By the 1950s the “castle” was no longer stable and visitations had to be prohibited. Until  then tourists could crawl around the homes.  In 1964 the ceiling had to be repaired. Maintenance now is constantly required.

Indigenous groups occupied the cliff dwellings between approximately 1,100 and 1,400 A.D. the area also contain a larger pueblo and many small alcove homes in the cliff face along Beaver Creek.

The buildings they built above ground and often on the cliff face, were masonry dwellings that started appearing in about 1125. At first these were small structures, but later they built pueblos.

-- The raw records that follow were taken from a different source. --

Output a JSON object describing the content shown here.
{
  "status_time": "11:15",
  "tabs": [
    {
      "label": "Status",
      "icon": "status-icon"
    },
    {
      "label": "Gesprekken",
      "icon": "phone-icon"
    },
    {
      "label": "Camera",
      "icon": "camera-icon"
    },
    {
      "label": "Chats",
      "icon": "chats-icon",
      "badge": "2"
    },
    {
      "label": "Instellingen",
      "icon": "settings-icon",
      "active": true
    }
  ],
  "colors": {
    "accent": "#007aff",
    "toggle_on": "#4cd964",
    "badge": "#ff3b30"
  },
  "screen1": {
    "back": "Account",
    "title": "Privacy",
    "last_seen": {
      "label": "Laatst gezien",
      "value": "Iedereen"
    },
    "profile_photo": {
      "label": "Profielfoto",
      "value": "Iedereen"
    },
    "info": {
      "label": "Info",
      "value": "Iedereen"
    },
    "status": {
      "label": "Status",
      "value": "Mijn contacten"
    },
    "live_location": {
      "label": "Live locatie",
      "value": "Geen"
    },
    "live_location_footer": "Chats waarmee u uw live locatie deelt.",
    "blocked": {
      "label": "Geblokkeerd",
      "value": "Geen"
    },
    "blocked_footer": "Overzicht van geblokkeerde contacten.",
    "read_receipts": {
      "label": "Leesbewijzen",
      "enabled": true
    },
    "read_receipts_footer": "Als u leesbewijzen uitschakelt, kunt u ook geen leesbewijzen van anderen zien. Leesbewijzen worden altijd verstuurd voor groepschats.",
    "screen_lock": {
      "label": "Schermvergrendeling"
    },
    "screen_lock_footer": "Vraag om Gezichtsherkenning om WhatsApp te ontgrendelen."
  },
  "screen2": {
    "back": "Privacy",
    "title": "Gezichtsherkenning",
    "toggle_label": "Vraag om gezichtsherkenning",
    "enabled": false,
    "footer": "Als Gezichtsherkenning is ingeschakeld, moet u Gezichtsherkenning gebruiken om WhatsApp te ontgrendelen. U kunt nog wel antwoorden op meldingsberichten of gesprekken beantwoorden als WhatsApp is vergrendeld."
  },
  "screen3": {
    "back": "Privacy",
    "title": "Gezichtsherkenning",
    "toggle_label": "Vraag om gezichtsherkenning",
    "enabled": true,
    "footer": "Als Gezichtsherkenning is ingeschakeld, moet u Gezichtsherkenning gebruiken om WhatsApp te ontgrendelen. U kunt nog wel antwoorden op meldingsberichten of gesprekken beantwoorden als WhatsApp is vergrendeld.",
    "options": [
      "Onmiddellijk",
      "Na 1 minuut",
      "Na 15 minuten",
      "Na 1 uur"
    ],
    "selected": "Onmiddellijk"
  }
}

By 1150 they started building large pueblos often on hilltops or in cliff alcoves. Montezuma Castle and nearby Tuzigoot village, which Chris and I visited a couple of years ago reached their maximum size and population in the 1300s.

Various theories have been offered as to why the site was abandoned in about 1,400 a couple of centuries before the Spanish arrived. The leading theory is prolonged drought caused by climate change. Over population may also have been a factor, as is happening again in the much of the southern US. People tend to flock to nice places! Look at us. Diseases and conflicts between groups may also have influenced the move.  Some have speculated that they left for religious reasons. People do strange things for religion. Many southern Sinagua people migrated to the north to pueblo villages. Some likely stayed in the Verde Valley and returned to hunter gathering.

Today we enjoyed a brief but fascinating journey into the land of Native Americans of the region. It was worth the trip. Next I will blog about Sedona.